I think he is dead on balls accurate.
I actually even have a relevant anecdote. I knew I was going to be doing a lot of driving for Thanksgiving and I wanted something to listen to in the car. I went over to podiobooks.com to find something interesting.
I went to the fantasy section and saw a bunch of stuff by a bunch of people I had never heard of. I went to the “what’s hot” charts and saw a bunch of stuff by people of I had never heard of and a book called Ravenwood by this guy named Nathan Lowell. Well shit, I’ve heard of him, I’ve seen him on Kindle Boards a lot and he seems like a sensible person. I downloaded all the episodes of Ravenwood and listened to them all on the trip. I enjoyed it a bunch and when I came back I went to look for more of his stuff. I’m pretty sure that I will be spending money on his stuff in the near future and unless it is very disappointing, I will be keeping an eye out for all of his stuff.
Nathan got a customer who is going to be looking for his work just because I’ve seen him on an online forum.
One of the other points that Nathan has made online before is that you don’t need a ton of people to read your stuff to make a decent living. I think this is one of the advantages of independent publishing. Since you can produce a book for a lot less money when you don’t have to print thousands of copies you can make a book viable with a lot fewer sales.

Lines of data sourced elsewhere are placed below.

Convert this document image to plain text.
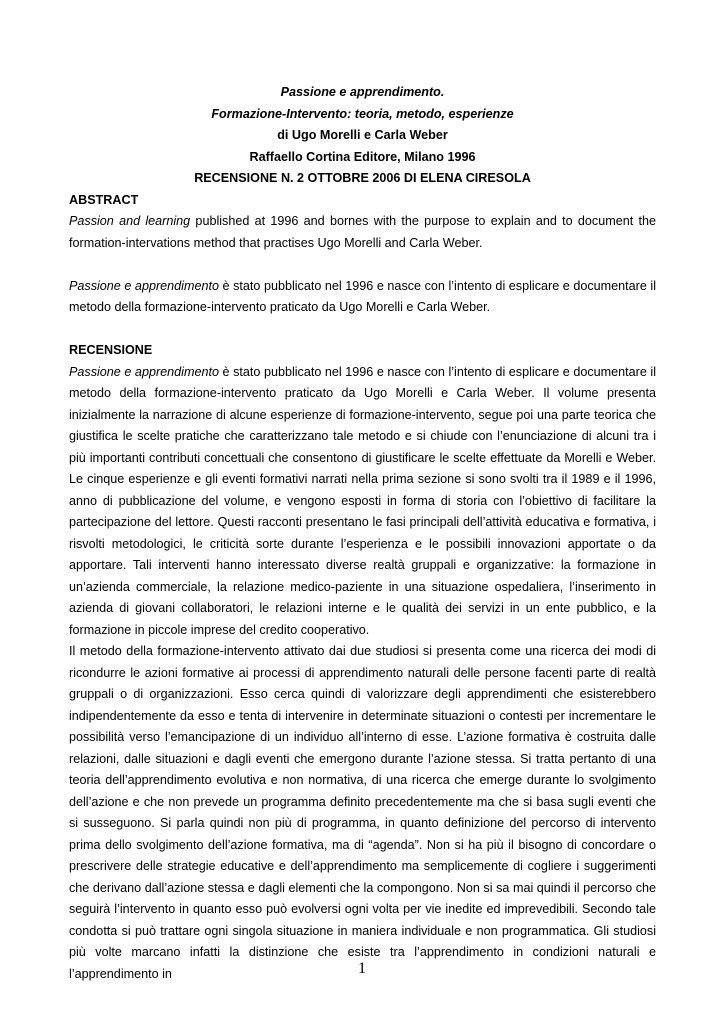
Passione e apprendimento.

Formazione-Intervento: teoria, metodo, esperienze

di Ugo Morelli e Carla Weber

Raffaello Cortina Editore, Milano 1996

RECENSIONE N. 2 OTTOBRE 2006 DI ELENA CIRESOLA

ABSTRACT

Passion and learning published at 1996 and bornes with the purpose to explain and to document the formation-intervations method that practises Ugo Morelli and Carla Weber.

Passione e apprendimento è stato pubblicato nel 1996 e nasce con l’intento di esplicare e documentare il metodo della formazione-intervento praticato da Ugo Morelli e Carla Weber.

RECENSIONE

Passione e apprendimento è stato pubblicato nel 1996 e nasce con l’intento di esplicare e documentare il metodo della formazione-intervento praticato da Ugo Morelli e Carla Weber. Il volume presenta inizialmente la narrazione di alcune esperienze di formazione-intervento, segue poi una parte teorica che giustifica le scelte pratiche che caratterizzano tale metodo e si chiude con l’enunciazione di alcuni tra i più importanti contributi concettuali che consentono di giustificare le scelte effettuate da Morelli e Weber. Le cinque esperienze e gli eventi formativi narrati nella prima sezione si sono svolti tra il 1989 e il 1996, anno di pubblicazione del volume, e vengono esposti in forma di storia con l’obiettivo di facilitare la partecipazione del lettore. Questi racconti presentano le fasi principali dell’attività educativa e formativa, i risvolti metodologici, le criticità sorte durante l’esperienza e le possibili innovazioni apportate o da apportare. Tali interventi hanno interessato diverse realtà gruppali e organizzative: la formazione in un’azienda commerciale, la relazione medico-paziente in una situazione ospedaliera, l’inserimento in azienda di giovani collaboratori, le relazioni interne e le qualità dei servizi in un ente pubblico, e la formazione in piccole imprese del credito cooperativo.

Il metodo della formazione-intervento attivato dai due studiosi si presenta come una ricerca dei modi di ricondurre le azioni formative ai processi di apprendimento naturali delle persone facenti parte di realtà gruppali o di organizzazioni. Esso cerca quindi di valorizzare degli apprendimenti che esisterebbero indipendentemente da esso e tenta di intervenire in determinate situazioni o contesti per incrementare le possibilità verso l’emancipazione di un individuo all’interno di esse. L’azione formativa è costruita dalle relazioni, dalle situazioni e dagli eventi che emergono durante l’azione stessa. Si tratta pertanto di una teoria dell’apprendimento evolutiva e non normativa, di una ricerca che emerge durante lo svolgimento dell’azione e che non prevede un programma definito precedentemente ma che si basa sugli eventi che si susseguono. Si parla quindi non più di programma, in quanto definizione del percorso di intervento prima dello svolgimento dell’azione formativa, ma di “agenda”. Non si ha più il bisogno di concordare o prescrivere delle strategie educative e dell’apprendimento ma semplicemente di cogliere i suggerimenti che derivano dall’azione stessa e dagli elementi che la compongono. Non si sa mai quindi il percorso che seguirà l’intervento in quanto esso può evolversi ogni volta per vie inedite ed imprevedibili. Secondo tale condotta si può trattare ogni singola situazione in maniera individuale e non programmatica. Gli studiosi più volte marcano infatti la distinzione che esiste tra l’apprendimento in condizioni naturali e l’apprendimento in	1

That should mean that more niche projects become viable and that means that we should see more creative and interesting stuff that doesn’t fit the mainstream. There’s a rule out there that if you can imagine some twisted freaky kind of porn, it already exists somewhere on the internet. That same general idea is true for all the other freaky twisted stuff in your brain. Yeah, there is probably some Daneel Olivaw/Giskard Reventlov slash fic out there and as freaky as that is, it means there is also something else that is awesome about robots that are self aware.
The key to it all is the intersection of the two ideas. Somewhere out there is a robotics forum with some off topic stuff where they discuss robots in fiction. Somewhere out there is a SF forum with a lot of fans who love robot fiction. If this is the stuff you love, be a part of these communities. Be a REAL part of these communities. Don’t just go there and spam your book, that makes you a loser. Go there and participate in those forums as a person who loves that stuff. You will inevitably build relationships with other people who love that stuff. When you then write something that appeals to people who love that stuff you have an audience who loves that stuff and who knows you as a person who loves that stuff. You have instant cred in that community. You have touched them a tiny bit as a real person so they will be more open to reading your shit.
Participate in communities of people who love what you love. Write what you love. You’ll have a willing pool of customers. You’ll make them happy and they will make you happy.